As far as atheist go, Catholics were killed at the forum in Rome for being atheist, because they denied their was more then one god. Context depends on who has the power to kill. In the 20th century & 21st century in USSR and in Red China it’s the atheist who provide the context and deem the Christian as the threat to the state, just as the heretic was a threat to the state in Christdom in the middle ages.
I haven’t read all the comments so this is in response to the main post.
David Ferenc (Francis David), an early Unitarian, said “We need not think alike to love alike”.
Quintus Aurelius Symmachus (340–402) said, in defending Paganism from the persecutions of Christians: “We ask, then, for peace for the gods of our fathers and of our country. It is just that all worship should be considered as one. We look on the same stars, the sky is common, the same world surrounds us. What difference does it make by what pains each seeks the truth? We cannot attain to so great a secret by one road.”
If only Christianity were not so obsessed with creeds (though I understand the historical reasons for this). If only it had taken Rammhoun Roy’s book “The Precepts of Jesus” to heart. It’s Jesus’ values that are important, not what you believe about him. If only Christians would read the whole of John ch. 14 and not just the verse that says “I am the Way, the Truth and the Life, and there is no way to the Father except through me”. If only all Christians would sign up to the Phoenix Affirmations.
Happy New Year and well done for being a lovely non-exclusivist mystical Christian 🙂
Thank you for putting the thoughts of my heart into wonderful words. I have walked the Way with Jesus so long that he and I have become good friends. Some of my other friends walk a different Way, and they have different friendships. But altogether we are able to form a circle of love, and no one wants me to leave my Friend outside our circle.

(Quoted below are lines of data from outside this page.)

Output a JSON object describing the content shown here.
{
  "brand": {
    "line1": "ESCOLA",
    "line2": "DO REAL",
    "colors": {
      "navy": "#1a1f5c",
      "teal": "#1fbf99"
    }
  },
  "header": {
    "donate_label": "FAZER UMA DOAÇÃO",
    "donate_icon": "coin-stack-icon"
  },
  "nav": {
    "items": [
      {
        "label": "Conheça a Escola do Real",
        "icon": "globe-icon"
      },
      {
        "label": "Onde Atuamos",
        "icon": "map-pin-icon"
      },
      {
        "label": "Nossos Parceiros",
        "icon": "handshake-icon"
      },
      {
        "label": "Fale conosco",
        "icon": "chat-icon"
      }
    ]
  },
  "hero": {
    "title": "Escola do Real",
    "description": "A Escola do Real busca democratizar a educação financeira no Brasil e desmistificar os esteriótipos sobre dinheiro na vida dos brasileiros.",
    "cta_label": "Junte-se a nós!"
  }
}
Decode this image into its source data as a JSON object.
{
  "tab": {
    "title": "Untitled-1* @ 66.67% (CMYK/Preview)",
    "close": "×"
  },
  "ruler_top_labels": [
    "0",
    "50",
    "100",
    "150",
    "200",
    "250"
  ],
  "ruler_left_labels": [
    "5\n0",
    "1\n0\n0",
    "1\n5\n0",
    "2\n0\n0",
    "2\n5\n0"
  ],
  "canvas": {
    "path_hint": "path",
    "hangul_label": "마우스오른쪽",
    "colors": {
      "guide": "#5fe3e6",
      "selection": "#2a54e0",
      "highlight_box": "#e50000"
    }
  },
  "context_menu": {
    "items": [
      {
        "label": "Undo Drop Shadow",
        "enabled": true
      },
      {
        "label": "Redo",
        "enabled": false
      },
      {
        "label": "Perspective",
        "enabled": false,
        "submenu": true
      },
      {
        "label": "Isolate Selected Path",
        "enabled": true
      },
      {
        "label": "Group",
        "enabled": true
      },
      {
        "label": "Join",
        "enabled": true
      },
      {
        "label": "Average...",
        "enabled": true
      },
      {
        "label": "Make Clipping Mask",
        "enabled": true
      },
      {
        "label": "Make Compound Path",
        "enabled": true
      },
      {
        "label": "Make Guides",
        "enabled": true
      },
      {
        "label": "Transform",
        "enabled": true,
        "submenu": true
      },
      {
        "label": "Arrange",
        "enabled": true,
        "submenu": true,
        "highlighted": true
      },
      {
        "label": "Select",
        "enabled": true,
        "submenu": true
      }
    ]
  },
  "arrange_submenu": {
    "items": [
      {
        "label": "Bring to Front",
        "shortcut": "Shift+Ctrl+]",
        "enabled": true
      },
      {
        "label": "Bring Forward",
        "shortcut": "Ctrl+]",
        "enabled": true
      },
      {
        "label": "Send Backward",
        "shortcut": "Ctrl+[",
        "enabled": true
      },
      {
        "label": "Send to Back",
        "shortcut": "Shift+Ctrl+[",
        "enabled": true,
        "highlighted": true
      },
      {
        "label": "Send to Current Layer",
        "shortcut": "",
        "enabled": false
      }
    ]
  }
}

Why must Christians think they are the only ones with the only Right Way? Solid Christian theology tells us we can’t base Truth on one isolated scripture, but must interpret it in the light of the whole story. So “no way to the Father except through me” must have another translatable possibility. How about: “No one really comes to the realization of Abba until they do what I have done.” That would take us back to asking: “Could I too be ‘Way’, ‘Truth’, and ‘Life’?” Is Jesus my Great Example, not my Great Exception? If true, then I would want to love those who find another Way, not insist that they follow in my identical footsteps…especially when we read the rest of the Teachings of the Master.
Carl, I’m reminded of Sri Aurobindo’s words here: “Atheism is a necessary protest against the wickedness of the Churches and the narrowness of creeds. God uses it as a stone to smash these soiled card-houses.”
I think it’s very sad that human egoism has turned religion into an affair that is exactly the opposite of the true nature of the Divine. Our egos just can’t grasp things like endless Grace or infinite Mercy.
0h, no. I’m an atheist/agnostic, and that would not at all be my critique of religion. I generally liked the people I was in church with. The problem for me is simply that it isn’t true. I don’t really buy into Christianity for the same reason I don’t buy into all the other religions – not only is there no evidence when there should be, God doesn’t behave the way God “should”, and there actually seems to be evidence against them being true. They all seem to be pretty clueless. I’m sure all religions have plenty of nice people, though.
Thanks, tinyfrog. I would assume that “clueless” is a subset of “nasty” even if it doesn’t necessarily involve unpleasant behavior.
Incidentally, are you familiar with the work of Ken WIlber, particularly Sex, Ecology, Spirituality or The Marriage of Sense and Soul? I think he’s done the best job yet for explaining why religious people accept criteria other than the scientific method for determining the validity of spiritual truth. Not trying to make a believer out of you 🙂 but I thought that, in the spirit of intellectual inquiry, you’d enjoy learning more about what makes us people of faith ‘tick.’